Nos últimos anos, tornaram-se corriqueiras as análises de que a questão agrária no Brasil está resolvida. Essas análises desconhecem ou ignoram os graves problemas que a sociedade brasileira enfrenta no meio rural. Há cerca de 150 mil famílias de trabalhadores sem terra vivendo em acampamentos rurais. Há 4 milhões de famílias pobres do campo que estão recebendo o Bolsa Família para não passar fome.
Há uma absurda concentração fundiária que se estende à riqueza produzida na agricultura. De acordo com o último censo agropecuário, 3,8 milhões de estabelecimentos rurais — 72,9% do total — respondem por apenas 4% do Valor Total da Produção Declarada (VTPD).

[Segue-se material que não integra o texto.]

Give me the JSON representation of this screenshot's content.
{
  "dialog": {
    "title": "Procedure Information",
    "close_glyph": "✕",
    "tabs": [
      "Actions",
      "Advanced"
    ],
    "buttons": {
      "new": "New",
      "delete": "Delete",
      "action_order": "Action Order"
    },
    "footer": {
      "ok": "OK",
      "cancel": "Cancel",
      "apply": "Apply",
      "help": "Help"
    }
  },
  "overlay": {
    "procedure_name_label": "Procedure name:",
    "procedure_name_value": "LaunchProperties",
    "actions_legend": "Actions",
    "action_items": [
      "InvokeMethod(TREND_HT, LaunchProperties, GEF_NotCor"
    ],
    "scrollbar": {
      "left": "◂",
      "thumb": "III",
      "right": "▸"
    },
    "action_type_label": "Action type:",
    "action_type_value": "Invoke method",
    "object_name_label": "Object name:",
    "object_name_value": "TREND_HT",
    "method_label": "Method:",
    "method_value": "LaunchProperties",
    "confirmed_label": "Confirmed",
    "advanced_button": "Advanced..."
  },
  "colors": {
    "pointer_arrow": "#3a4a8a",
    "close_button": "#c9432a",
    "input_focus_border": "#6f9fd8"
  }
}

São famílias desassistidas de créditos e políticas públicas, sem perspectiva de progredir economicamente na agricultura. Só lhes é dada uma alternativa: permanecer o maior tempo possível no campo e depois migrar para as favelas dos grandes centros urbanos.

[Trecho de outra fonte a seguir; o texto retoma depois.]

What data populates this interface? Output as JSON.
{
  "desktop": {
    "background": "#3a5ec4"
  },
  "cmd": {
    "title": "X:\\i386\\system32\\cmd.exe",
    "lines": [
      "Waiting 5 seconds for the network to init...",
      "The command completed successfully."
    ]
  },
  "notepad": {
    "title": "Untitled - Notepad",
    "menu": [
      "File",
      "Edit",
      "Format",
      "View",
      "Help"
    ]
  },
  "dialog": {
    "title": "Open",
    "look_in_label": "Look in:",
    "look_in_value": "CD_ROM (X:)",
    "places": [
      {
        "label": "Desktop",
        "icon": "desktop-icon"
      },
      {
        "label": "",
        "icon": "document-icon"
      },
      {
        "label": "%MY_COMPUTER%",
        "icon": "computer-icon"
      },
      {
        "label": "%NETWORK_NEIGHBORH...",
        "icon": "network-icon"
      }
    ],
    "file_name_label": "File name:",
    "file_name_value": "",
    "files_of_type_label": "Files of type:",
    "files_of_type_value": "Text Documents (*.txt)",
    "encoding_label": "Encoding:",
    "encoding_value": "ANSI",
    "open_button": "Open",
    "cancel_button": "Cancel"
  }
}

No outro extremo, 51,3% do VTPD estão concentrados nas mãos de 0,4% de proprietários rurais. Ou seja, o modelo do agronegócio, centrado na agroexportação, beneficia cerca de 22 mil proprietários rurais, de um universo de 5 milhões de estabelecimentos agrícolas.
Sobre a produção de alimentos, basta prestar atenção aos frequentes alertas da inflação causada pela escassez de alimentos. É inaceitável que o Brasil, com seu tamanho, tenha uma baixa oferta de alimentos.

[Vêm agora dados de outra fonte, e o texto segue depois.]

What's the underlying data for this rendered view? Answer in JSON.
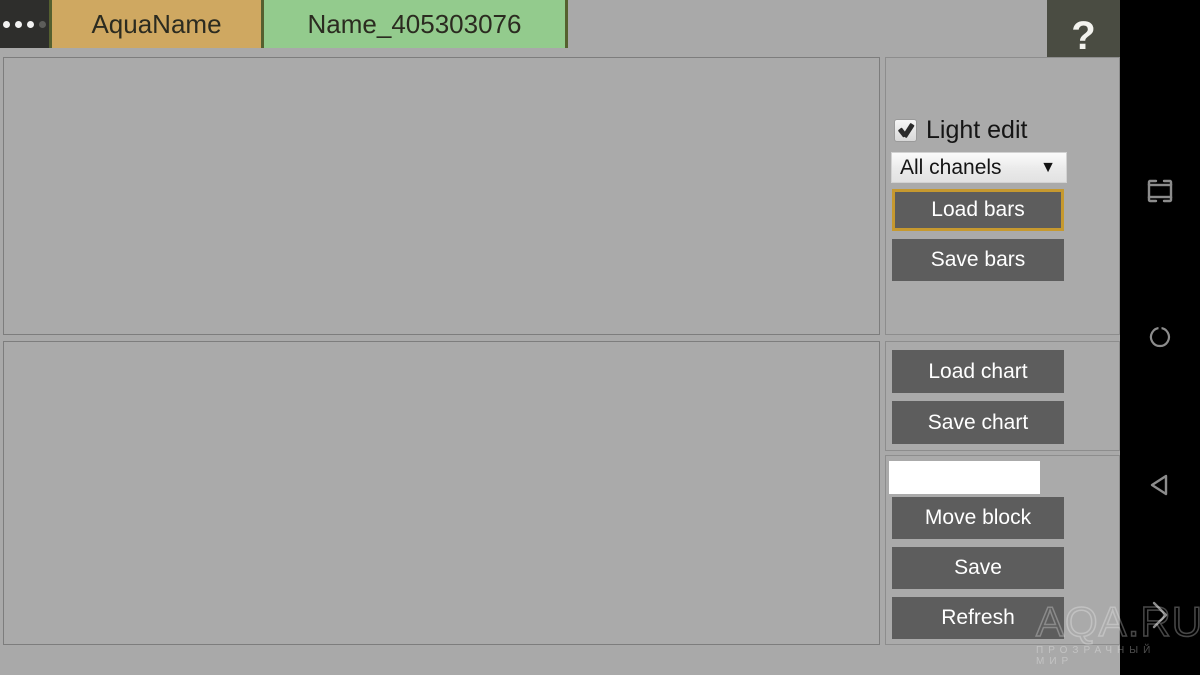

Por isso, defendemos um modelo de agricultura que, além de promover a democratização do acesso à terra, por meio de um programa de reforma agrária, produza alimentos saudáveis, assegure a preservação ambiental e garanta a soberania alimentar do país.
Há no Nordeste mais de 200 mil hectares em projetos de irrigação, com recursos públicos, que serão destinados, preferencialmente, a capitalistas sulistas. Uma área suficiente para assentar 100 mil famílias em propriedades de dois hectares irrigados. Junto à distribuição de terras, é necessária uma política agrícola associada à implantação de agroindústrias nas áreas da reforma agrária; universalização de ensino público no meio rural; assistência técnica centrada na agroecologia, na cooperação agrícola, na preservação e no reflorestamento ambiental; e uma política de comercialização, que assegure renda aos camponeses.
Aos que sempre argumentam que esse programa custaria muito caro aos cofres públicos, ao menos tenham a honestidade de reconhecer que a agricultura do agronegócio, para favorecer uma minoria de proprietários rurais, custa uma quantia muito superior a qualquer programa de reforma agrária.
Marina dos Santos é membro da Coordenação Nacional do Movimento dos Trabalhadores Rurais Sem Terra (MST).